После войны прошло не так много времени, но события той поры казались почему-то невообразимо далекими, принадлежавшими какой-то другой жизни. Вспоминалась военная весна, когда я тоже лежал, больной, в землянке, на нарах из тонких жердей, и невольно прислушивался то к нарастающей, то затихающей боли. Разнылась только что зарубцевавшаяся рана, поднялась температура, и дни проходили в какой-то серой безнадежности, почти без просвета. Хотелось выбраться из землянки в лес, но врач из полкового медпункта подолгу сидела около меня, тщательно и с повышенным вниманием осматривала, выслушивала и выносила заключение: лежать. На все мои уговоры грозила отправить в медсанбат. Я не сдавался и каждый раз просил разрешения только на прогулку, чтобы подышать лесным весенним воздухом, уверял доктора в том, что это поможет мне быстрее выздороветь. Вообще-то говоря, та женщина-врач хотела мне добра, но ее пристрастия и неравнодушия я не мог тогда не только оценить, но и понять.

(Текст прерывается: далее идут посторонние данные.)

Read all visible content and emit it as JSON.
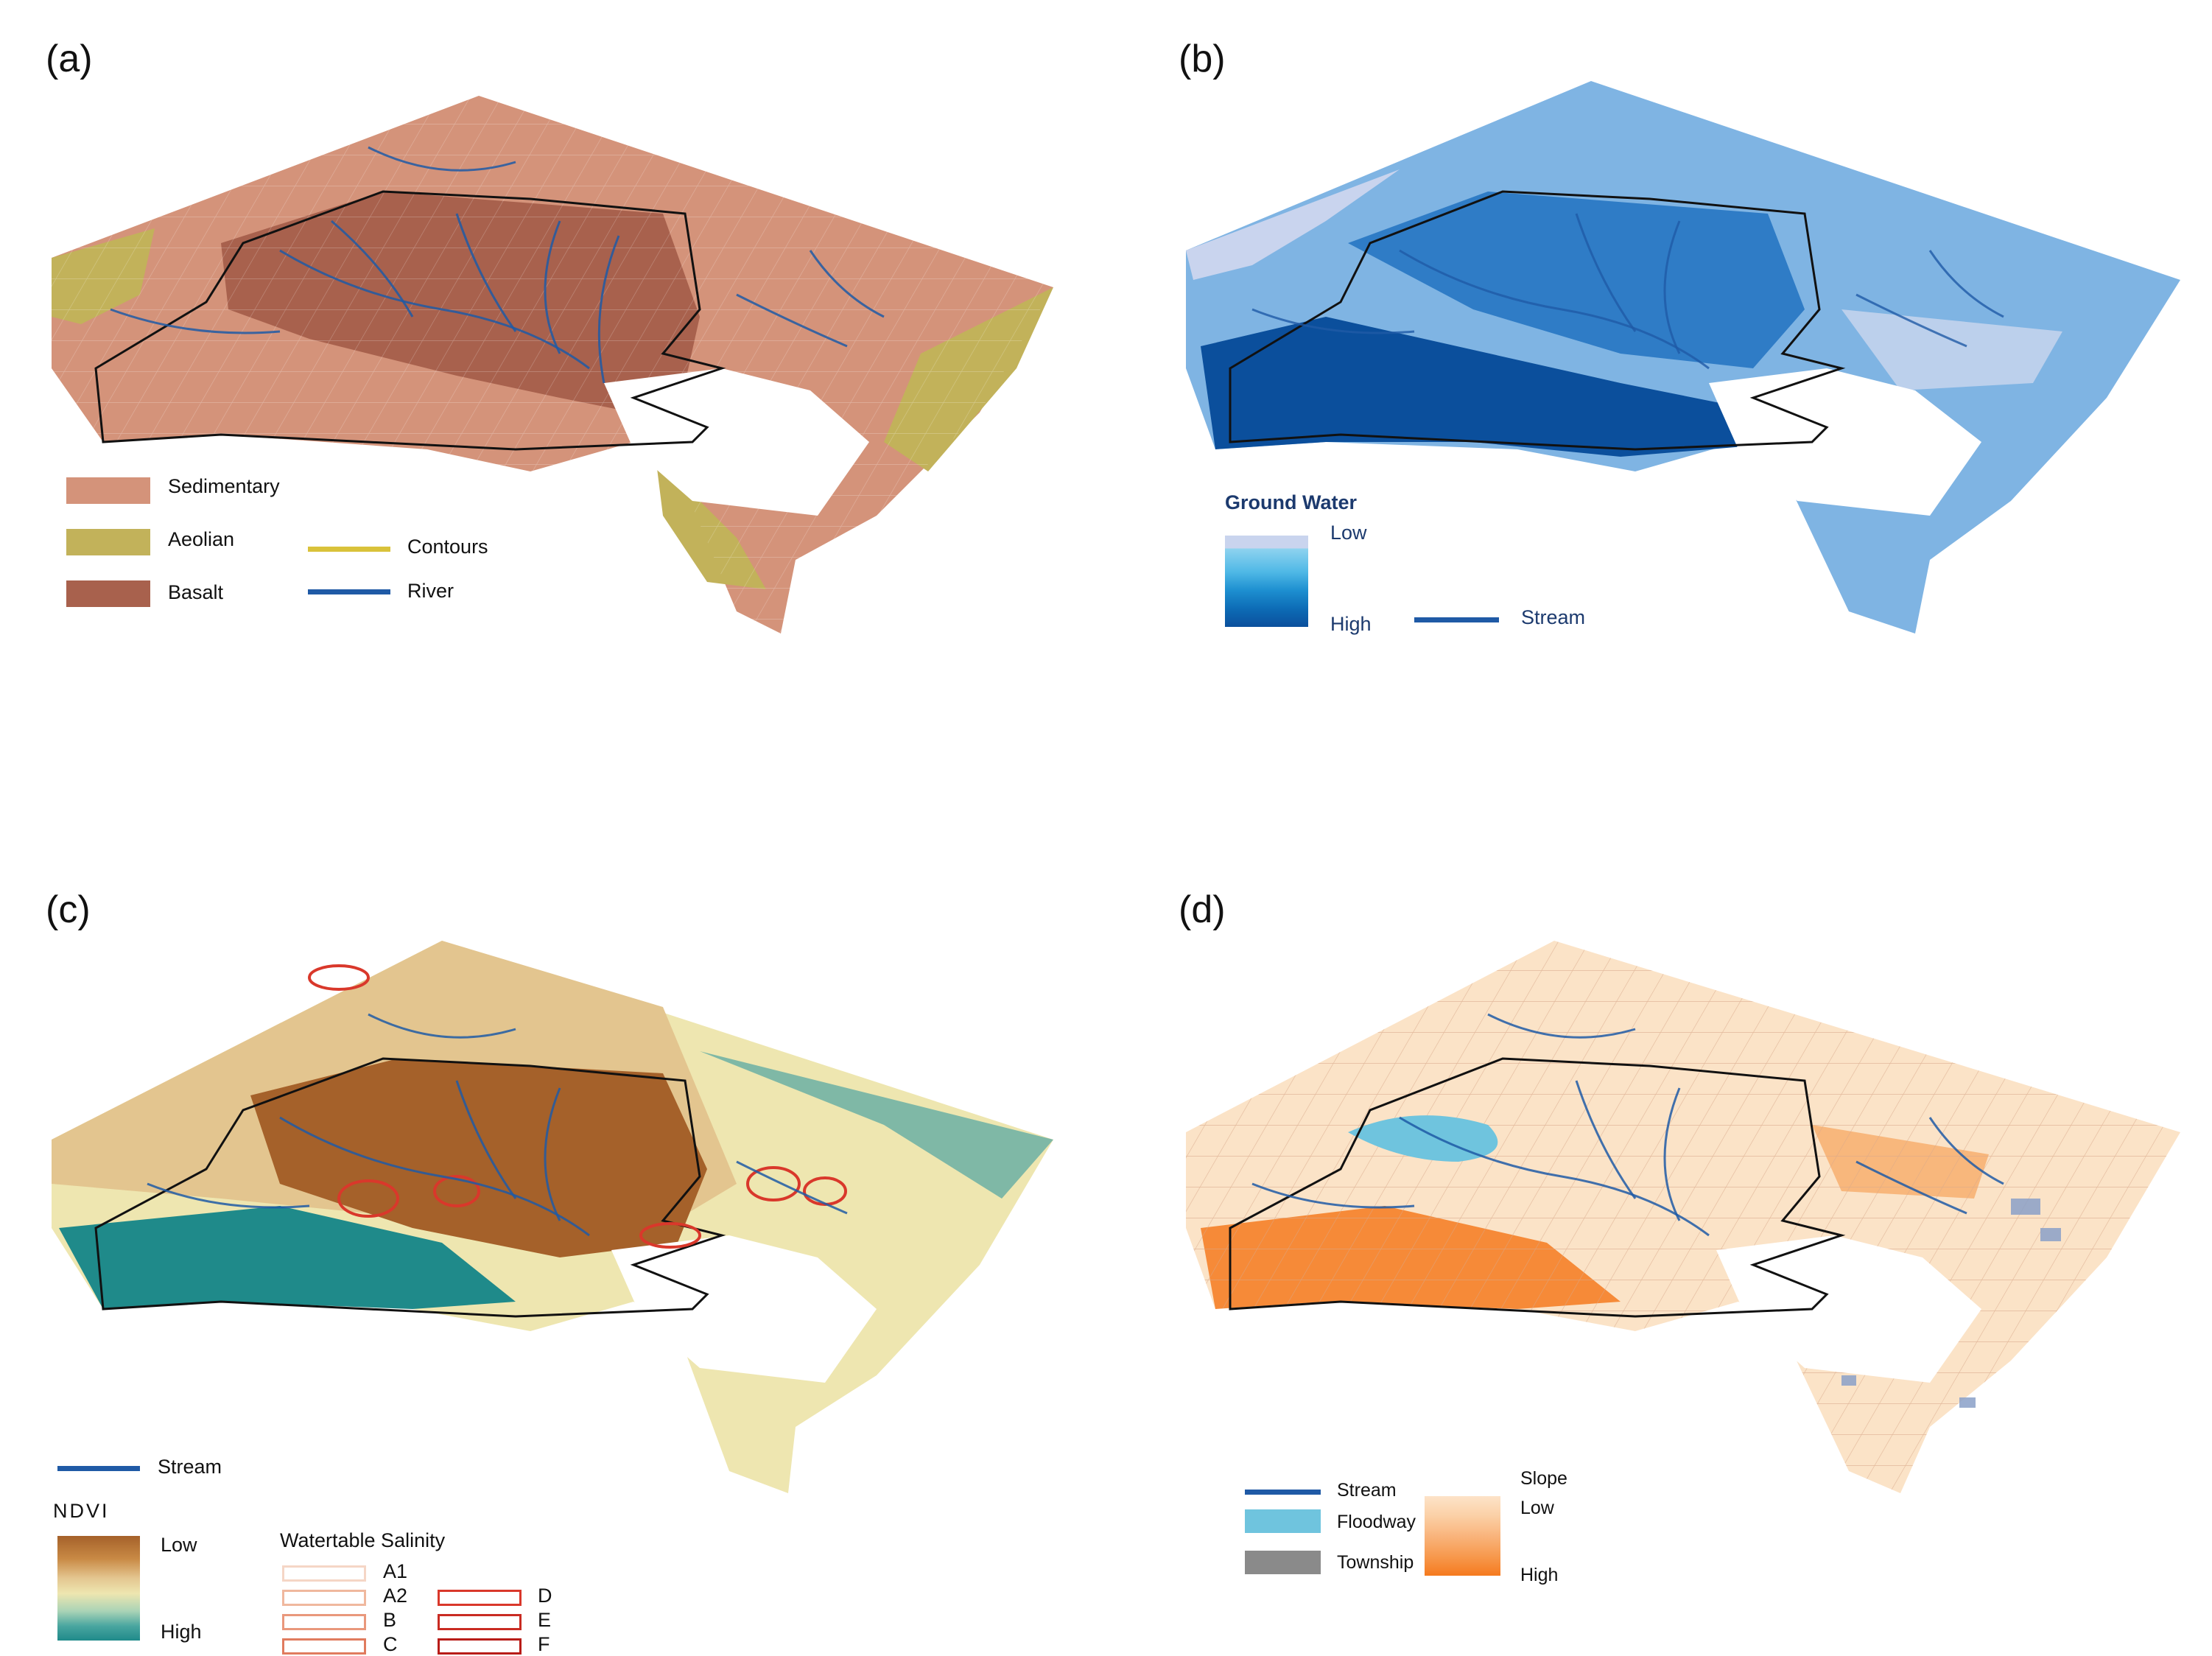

Она была, как мне казалось, еще молода для врача, но не по годам располнела. И, конечно, относила на счет своей полноты все неудачи в личной жизни. Но в том ли дело! Просто «пациент» был неподходящий, оставался глух и нем к ее заботам, больше прислушивался к шелесту осин и елей в прифронтовом лесу...

В углу землянки коптила фронтовая лампа. И я рассказывал тогда докторше о своем доме, отце и матери, школе в соседнем селе и даже о березе у отчего дома, которую я сам посадил, когда учился еще в четвертом классе.

Молодой женщине, конечно, скучны были мои воспоминания и переживания, но я мог говорить только о прошлом, вспоминая все то, что было до войны. Оно само просилось из души, и я почти не замечал, что она молча держала мою руку в своих теплых влажных ладонях... Эта женщина-врач выветрилась из моего сознания, словно бесплотное существо, как будто ее и не было. А темная и сырая землянка, нары из жердей, как глухая боль в теле, все жили в памяти.

Прогремела война, прокатилась смерчем по полям и лесам, по станицам и городам, сожгла и искалечила столько белых берез — не сосчитать никому. После страшного грохота наступила великая тишина. Демобилизовалась и уехала куда-то врач, не раз лечившая меня. А через год после войны мне удалось побывать на родном хуторе, затерянном в степи, вдали от больших дорог. Меня тянули туда родное раздолье, высокое летнее небо, порывистый ветер, вольно гуляющий от горизонта до горизонта, белоснежная хата, обсаженная высокими тополями, бушующая в темной ночи гроза да табун пасущихся лошадей.

Отец встретил меня на станции, на безлюдном разъезде. Обнял слабыми руками, и я впервые увидел на его постаревшем лице пробившуюся слезу. Я был единственным пассажиром, сошедшим на этом разъезде, у разрушенного двухэтажного кирпичного здания. Старый паровоз засвистел, поднатужился и потащил за собою несколько старых скрипучих вагонов. Как только он отошел, стало необыкновенно тихо. На хутор ехали долго, повозка подпрыгивала на ухабах. Отец скупо рассказывал о хуторе, о разоренном в войну колхозе, о жизни хуторян, о их заботах и горестях, называл моих сверстников, на кого пришли похоронки и кто остался жив.